The Socials: No idea has been more effective in changing the landscape of love, friendship, and marketing. Not to mention, hatred, stupidity, and materialism. The globalization of human consciousness is one of the most profitable businesses of the 21st century.
Outside the virtual world of the socials is the pretty mundane, pretty ordinary real world filled with sweaty, awkward people. According to a popular theory about friendship in the real world, you are the average of the five people you spend the most time with.
Growing up, your friendships assemble into constellations only you can fathom. The time you spend inside this dreamy astronomical haven drastically reduces when adulthood and ambition take over.
Before you know, you are spending your time with a bunch of really shitty people – and you have no idea how you are down to this. Of course, by the aforementioned law of averages, you tend to become pretty shitty yourself.
This happens because good friendships are hard to come by in adulthood. The socials succeeded in part because they filled this void. We don’t feel the urge to make new friends anymore given how much of our needs the socials will be able to provide for.

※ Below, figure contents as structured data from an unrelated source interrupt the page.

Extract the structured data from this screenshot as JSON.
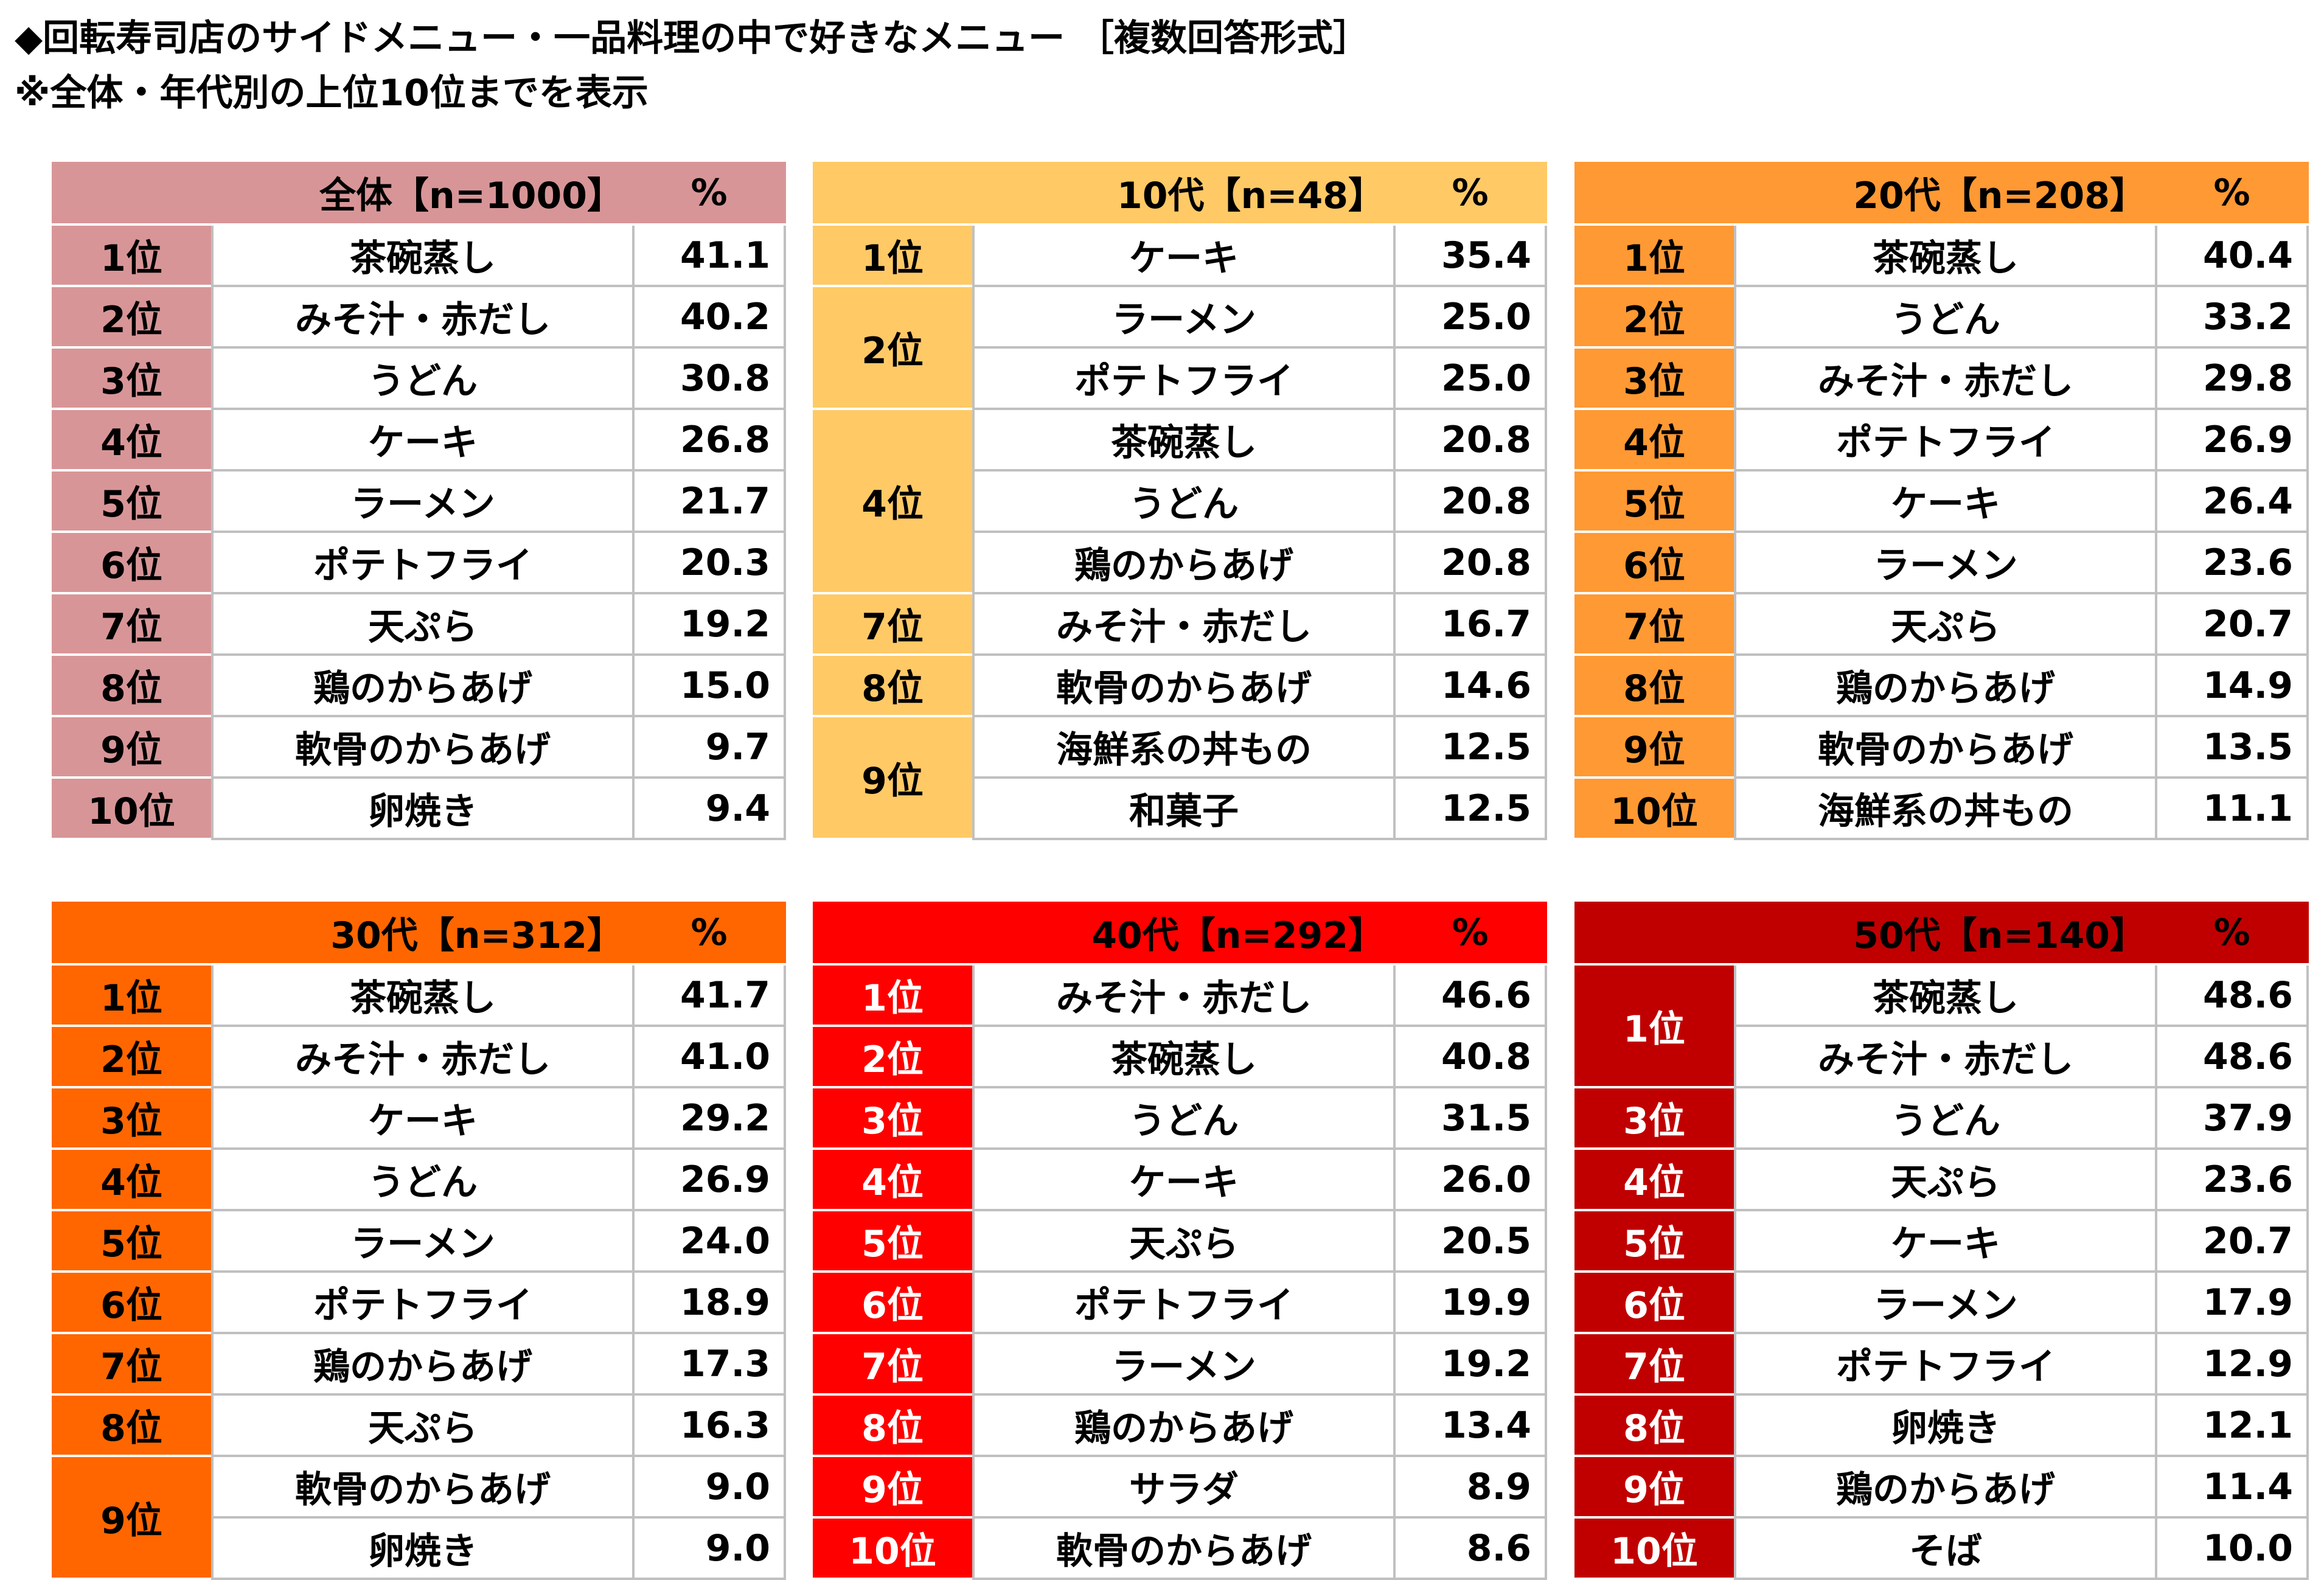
{
  "title_line1": "◆回転寿司店のサイドメニュー・一品料理の中で好きなメニュー ［複数回答形式］",
  "title_line2": "※全体・年代別の上位10位までを表示",
  "tables": [
    {
      "header": "全体【n=1000】",
      "pct": "%",
      "color": "#d89597",
      "rank_text_color": "#000000",
      "rows": [
        {
          "rank": "1位",
          "item": "茶碗蒸し",
          "value": "41.1"
        },
        {
          "rank": "2位",
          "item": "みそ汁・赤だし",
          "value": "40.2"
        },
        {
          "rank": "3位",
          "item": "うどん",
          "value": "30.8"
        },
        {
          "rank": "4位",
          "item": "ケーキ",
          "value": "26.8"
        },
        {
          "rank": "5位",
          "item": "ラーメン",
          "value": "21.7"
        },
        {
          "rank": "6位",
          "item": "ポテトフライ",
          "value": "20.3"
        },
        {
          "rank": "7位",
          "item": "天ぷら",
          "value": "19.2"
        },
        {
          "rank": "8位",
          "item": "鶏のからあげ",
          "value": "15.0"
        },
        {
          "rank": "9位",
          "item": "軟骨のからあげ",
          "value": "9.7"
        },
        {
          "rank": "10位",
          "item": "卵焼き",
          "value": "9.4"
        }
      ]
    },
    {
      "header": "10代【n=48】",
      "pct": "%",
      "color": "#ffc966",
      "rank_text_color": "#000000",
      "rows": [
        {
          "rank": "1位",
          "item": "ケーキ",
          "value": "35.4"
        },
        {
          "rank": "2位",
          "item": "ラーメン",
          "value": "25.0"
        },
        {
          "rank": "",
          "item": "ポテトフライ",
          "value": "25.0"
        },
        {
          "rank": "4位",
          "item": "茶碗蒸し",
          "value": "20.8"
        },
        {
          "rank": "",
          "item": "うどん",
          "value": "20.8"
        },
        {
          "rank": "",
          "item": "鶏のからあげ",
          "value": "20.8"
        },
        {
          "rank": "7位",
          "item": "みそ汁・赤だし",
          "value": "16.7"
        },
        {
          "rank": "8位",
          "item": "軟骨のからあげ",
          "value": "14.6"
        },
        {
          "rank": "9位",
          "item": "海鮮系の丼もの",
          "value": "12.5"
        },
        {
          "rank": "",
          "item": "和菓子",
          "value": "12.5"
        }
      ]
    },
    {
      "header": "20代【n=208】",
      "pct": "%",
      "color": "#ff9933",
      "rank_text_color": "#000000",
      "rows": [
        {
          "rank": "1位",
          "item": "茶碗蒸し",
          "value": "40.4"
        },
        {
          "rank": "2位",
          "item": "うどん",
          "value": "33.2"
        },
        {
          "rank": "3位",
          "item": "みそ汁・赤だし",
          "value": "29.8"
        },
        {
          "rank": "4位",
          "item": "ポテトフライ",
          "value": "26.9"
        },
        {
          "rank": "5位",
          "item": "ケーキ",
          "value": "26.4"
        },
        {
          "rank": "6位",
          "item": "ラーメン",
          "value": "23.6"
        },
        {
          "rank": "7位",
          "item": "天ぷら",
          "value": "20.7"
        },
        {
          "rank": "8位",
          "item": "鶏のからあげ",
          "value": "14.9"
        },
        {
          "rank": "9位",
          "item": "軟骨のからあげ",
          "value": "13.5"
        },
        {
          "rank": "10位",
          "item": "海鮮系の丼もの",
          "value": "11.1"
        }
      ]
    },
    {
      "header": "30代【n=312】",
      "pct": "%",
      "color": "#ff6600",
      "rank_text_color": "#000000",
      "rows": [
        {
          "rank": "1位",
          "item": "茶碗蒸し",
          "value": "41.7"
        },
        {
          "rank": "2位",
          "item": "みそ汁・赤だし",
          "value": "41.0"
        },
        {
          "rank": "3位",
          "item": "ケーキ",
          "value": "29.2"
        },
        {
          "rank": "4位",
          "item": "うどん",
          "value": "26.9"
        },
        {
          "rank": "5位",
          "item": "ラーメン",
          "value": "24.0"
        },
        {
          "rank": "6位",
          "item": "ポテトフライ",
          "value": "18.9"
        },
        {
          "rank": "7位",
          "item": "鶏のからあげ",
          "value": "17.3"
        },
        {
          "rank": "8位",
          "item": "天ぷら",
          "value": "16.3"
        },
        {
          "rank": "9位",
          "item": "軟骨のからあげ",
          "value": "9.0"
        },
        {
          "rank": "",
          "item": "卵焼き",
          "value": "9.0"
        }
      ]
    },
    {
      "header": "40代【n=292】",
      "pct": "%",
      "color": "#ff0000",
      "rank_text_color": "#ffffff",
      "rows": [
        {
          "rank": "1位",
          "item": "みそ汁・赤だし",
          "value": "46.6"
        },
        {
          "rank": "2位",
          "item": "茶碗蒸し",
          "value": "40.8"
        },
        {
          "rank": "3位",
          "item": "うどん",
          "value": "31.5"
        },
        {
          "rank": "4位",
          "item": "ケーキ",
          "value": "26.0"
        },
        {
          "rank": "5位",
          "item": "天ぷら",
          "value": "20.5"
        },
        {
          "rank": "6位",
          "item": "ポテトフライ",
          "value": "19.9"
        },
        {
          "rank": "7位",
          "item": "ラーメン",
          "value": "19.2"
        },
        {
          "rank": "8位",
          "item": "鶏のからあげ",
          "value": "13.4"
        },
        {
          "rank": "9位",
          "item": "サラダ",
          "value": "8.9"
        },
        {
          "rank": "10位",
          "item": "軟骨のからあげ",
          "value": "8.6"
        }
      ]
    },
    {
      "header": "50代【n=140】",
      "pct": "%",
      "color": "#c00000",
      "rank_text_color": "#ffffff",
      "rows": [
        {
          "rank": "1位",
          "item": "茶碗蒸し",
          "value": "48.6"
        },
        {
          "rank": "",
          "item": "みそ汁・赤だし",
          "value": "48.6"
        },
        {
          "rank": "3位",
          "item": "うどん",
          "value": "37.9"
        },
        {
          "rank": "4位",
          "item": "天ぷら",
          "value": "23.6"
        },
        {
          "rank": "5位",
          "item": "ケーキ",
          "value": "20.7"
        },
        {
          "rank": "6位",
          "item": "ラーメン",
          "value": "17.9"
        },
        {
          "rank": "7位",
          "item": "ポテトフライ",
          "value": "12.9"
        },
        {
          "rank": "8位",
          "item": "卵焼き",
          "value": "12.1"
        },
        {
          "rank": "9位",
          "item": "鶏のからあげ",
          "value": "11.4"
        },
        {
          "rank": "10位",
          "item": "そば",
          "value": "10.0"
        }
      ]
    }
  ]
}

With that, we are missing out on one of the most important needs in adulthood. The need to hear the truth.
Instead of looking for five badass friends to spend the most time with, look for one person that will tell you the truth. Not out of condescension, but out of hope; Not out of contempt, but out of liberty; Not out of envy, but out of encouragement; Not inside the hallowed walls of the virtual world, but inside whatever is left of a real conversation. That’s what makes for good friendship in adulthood.
All the banal crap you hear about friendship is the nincompoop that only fuels the dry dung of virtual network you take warmth in.

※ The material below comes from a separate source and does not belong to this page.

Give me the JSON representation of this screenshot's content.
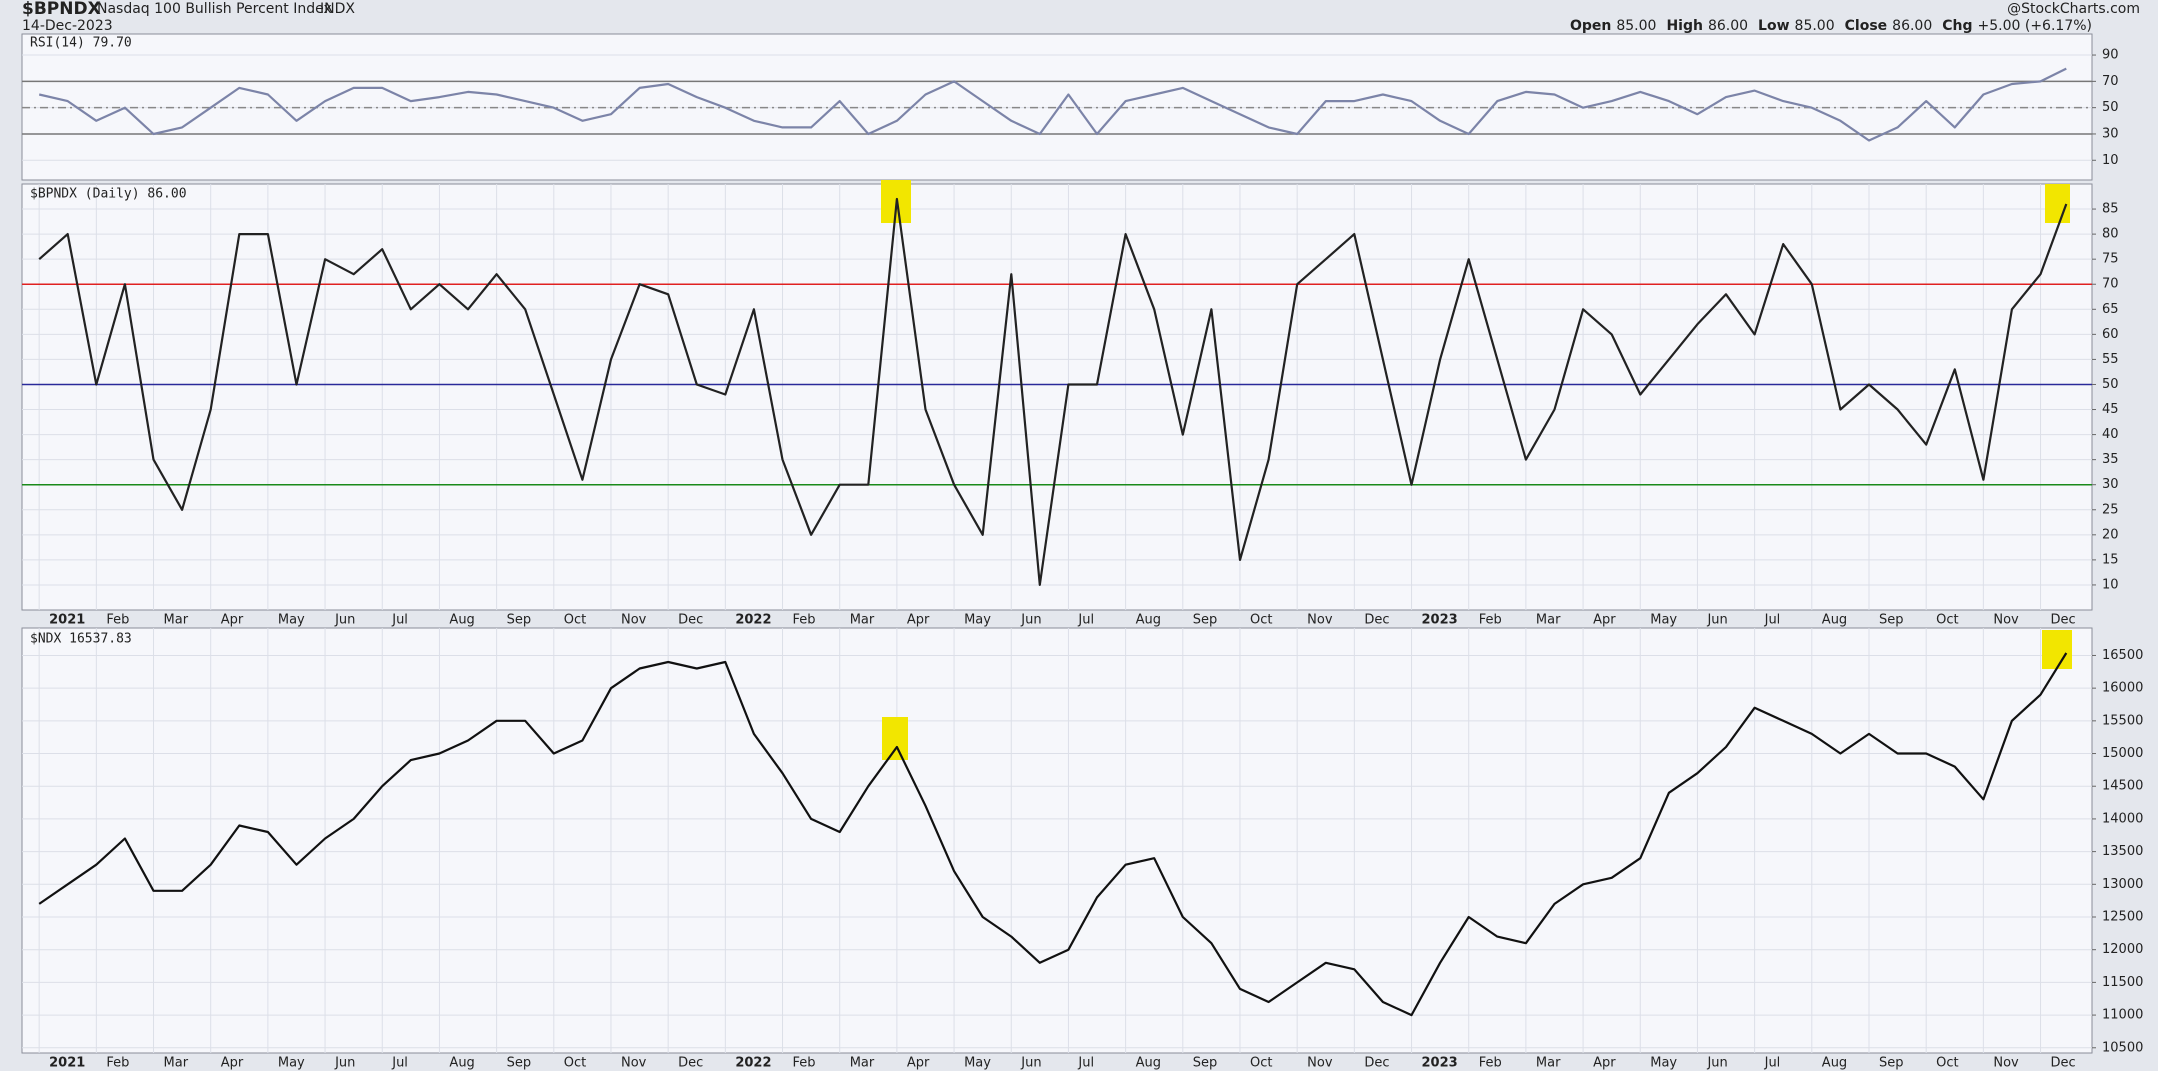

A friend in need is not a friend indeed. It just means you have a needy friend. Sometimes you are just better off asking him/her to get a grip rather than taking him/her out for a drink and asking him/her to, you know, *chill*.

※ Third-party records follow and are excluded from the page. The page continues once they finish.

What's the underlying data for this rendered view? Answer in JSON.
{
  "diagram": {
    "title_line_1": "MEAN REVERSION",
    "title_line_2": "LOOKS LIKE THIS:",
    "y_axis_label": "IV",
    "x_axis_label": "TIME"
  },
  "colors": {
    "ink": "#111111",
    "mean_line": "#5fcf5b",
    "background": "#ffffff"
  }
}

The deepest friendships and the most real friends that are formed in adulthood are a result of being unafraid to call out bullshit on one another in the most loving way possible. In adulthood, you are lucky if you find at least one person who is able to tell you your truths regularly. It may be painful. And that’s because it’s real.
You are the average of the truths you are willing to hear. I hope you find one person to tell you some of it.
In the real world, friendship is something you enter into freely, without the imperatives of expectation, unconditional love or some batshit ability to see deep inside each other’s soul. You owe each other nothing. Only truth.
Love, that magic potion we all need, is an outcome of that.